Le premier couvre-feu à 21 heures a vidé Bastia de sa vie et de ses noctambules, samedi soir. Déambulation dans une ville vide.
Ismaël a le quai des Martyrs pour lui tout seul, alors il en profite pour jouer un peu avec la montre et prendre une dernière respiration, les yeux rivés vers la mer noire et silencieuse comme la nuit qui s’annonce.
"Tant que je les vois pas passer, dit le gaillard de 34 ans à la voix rauque en parlant des patrouilles de police. Mais j’habite juste-là et ce soir, on respecte. Si tu te fais attraper le premier jour à une heure du matin, on va te le faire comprendre."
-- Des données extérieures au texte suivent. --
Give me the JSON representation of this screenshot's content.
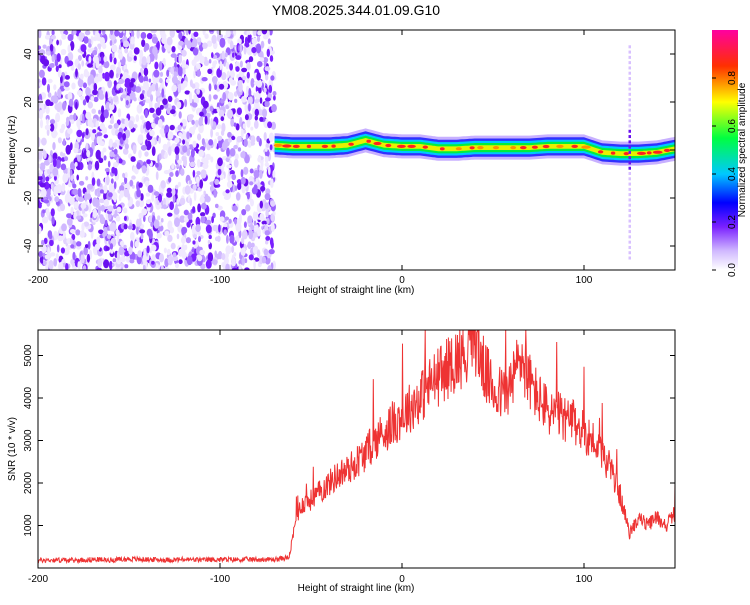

Bastia n’a pas attendu 21 heures pour se vider. Une heure plus tôt, la place Saint-Nicolas commençait déjà à perdre ses touristes et autres visiteurs du samedi soir. Le café Albert 1er vit sa dernière soirée avant six semaines de tunnel. Brigitte Grimaldi, la patronne, a décidé de fermer. Elle est un "peu blasée, dépitée" et concède que "l’ambiance est mauvaise".
Ici, la majorité des clients est partie plus tôt mais certains profitent d’un dernier verre sous le regard de la propriétaire. Les serveurs rangent les tables qui raclent le sol, les mines sont mornes et bientôt, la place sera vide.On est partis pour six semaines de galère, comme ça on arrivera à Noël avec encore moins de sous.
En attendant, Marie et Ornella s’offrent un dernier repas au restaurant voisin. L’œil attentif à l’heure qui file, les deux jeunes femmes l’ont mauvaise. "Je suis totalement déprimée", souffle Ornella, qui n’a pas envie de passer toutes les soirées à "être dans sa chambre et à regarder la télé".
Il y a de la fatalité dans l'air, et personne dans les rues ce samedi soir. Le vieux port est vide, presque aphone. Ne reste que le bruit des voitures, le tintement des mâts de voiliers et la brise. La Citadelle, le boulevard Paoli, le palais de justice : le paysage est le même, et les voitures se font de plus en plus rare à mesure que la nuit grignote la soirée.